Assisted Dying: the effect on our children

Assisted Dying: the effect on our children July 15, 2015

On 11 September, the Assisted Dying Bill may well become UK law. The speed with which it has been rushed through to a Second Reading in Parliament, the fact that the vote will take place on a day when most MPs are in their constituencies and that it will happen just after the summer recess, suggests an agenda.

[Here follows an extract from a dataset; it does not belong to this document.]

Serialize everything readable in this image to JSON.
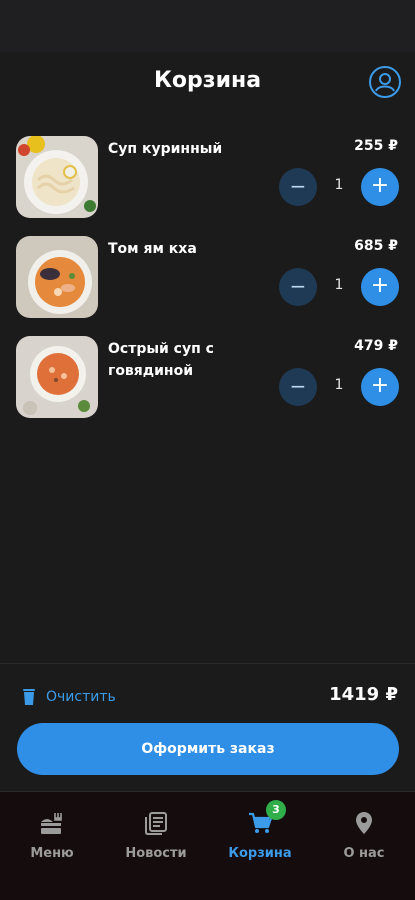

The aim of the Bill is to legalise assisted suicide by allowing doctors to prescribe lethal drugs to those who only have six months to live. On the face of it, this seems compassionate – what caring person would deny anyone in terrible pain the right to bring their own suffering to an end? But it’s never that simple. It’s the thin end of a very dangerous wedge: euthanasia without limits may be a road along which we have no intention of travelling, but travel we will, until eventually even fully available euthanasia is seen as compassionate.

Much has been written about pressure on the vulnerable sick and elderly to end their lives in order not to become a burden, but I haven’t yet found anything written about vulnerable children and young people, so here are some thoughts.

Schools do a pretty amazing job in caring for terminally ill and severely disabled children. It’s compassion in action, as part of a multi-agency service and in reaching out to suffering families. It’s also the case for children who have terminally ill parents and children who are carers for parents. We don’t measure quality of life, we just care for children who are suffering. That won’t change, but if this Bill becomes law, social attitudes certainly will, putting intolerable pressure on children and young people who are already dealing with death. Let me explain.

When abortion was legalised back in 1967, it also appeared compassionate. Nearly 50 years along that road, abortion is available on demand simply if you don’t want a child of a particular gender or the time isn’t right or because you accidentally conceived a human life that you don’t actually want to nurture. The knock on effect of that on social attitudes makes its presence felt in schools. I once spent a year teaching a child with severe learning needs in a mainstream classroom. She was told on an almost daily basis that she was just a ‘spak’ that her mother should have had aborted. Not only did this introduce her at the age of 9 to an idea that she had been protected from by her parents, it also made her question whether she should exist. What frightened me was that the children telling her didn’t see it as bullying – they just saw it as a logical conclusion. She could have been aborted, so why hadn’t she been? It was a social attitude that extended way beyond my classroom and into the homes of children who were being told that abortion was the best solution to disability and therefore one that everyone should take for the good of society.

And the same will happen for terminally ill children and carers if this Bill becomes law. Sooner or later social attitudes will dictate that a child diagnosed with a terminal illness will be told by their peers to opt for ‘assisted dying’. It will probably be the first time that suicide enters that child’s thinking, but once there, it won’t go away. Just in case you think this is unlikely, Belgium removed any lower age limit on euthanasia in 2013.

And the same will be true of children caring for a sick parent, or with a terminally ill parent. Should the parent whom they love more than anyone else in the world end it all themselves? If so, when? And what part should the child play in the decision? But it isn’t just about illness and suffering. It’s also about the value we place on our children.  Our education system is no longer about growing people – as Schools Minister Nick Gibb recently reminded us, the purpose of education is growing our economy. It therefore follows quite logically that those who can’t contribute to the economy are useless, or worse, a drain on said economy. And it also therefore follows that we would be better off deleting these drains on the economy, via abortion at the start of life or euthanasia at its end.

Deleted people do, of course, have some economic value in their body parts. Dystopian? No, reality. Read this article about the sale of the body parts of aborted babies.

All of this is the outcome of our wholesale abandonment of the value of human life for its own sake. Genesis 1:27 says that we are made in the image of God. Bodies are damaged, minds are distorted and people are ill because our world is broken, but we are all still made in God’s image. King David knew this – he wrote in Psalm 139: ‘My frame was not hidden from you when I was made in the secret place, when I was woven together in the depths of the earth. Your eyes saw my unformed body’ (verse 15-16). He also went on to write: ‘all the days ordained for me were written in your book’ (verse 16). If we understand this, then life is no longer measured by its quality, or the value of its holder to the economy. Each life is special; each person made in the image of God and deserving of respect. That should be the heart of the debate. Just in case you wonder if I understand the issue, I see suffering at first hand every day and a longing for the pain to end. But if you believe, as the apostle Paul wrote, that our bodies, however broken, are a temple of the Holy Spirit, (1 Corinthians 6:19-2-) then our lives are not our own to take.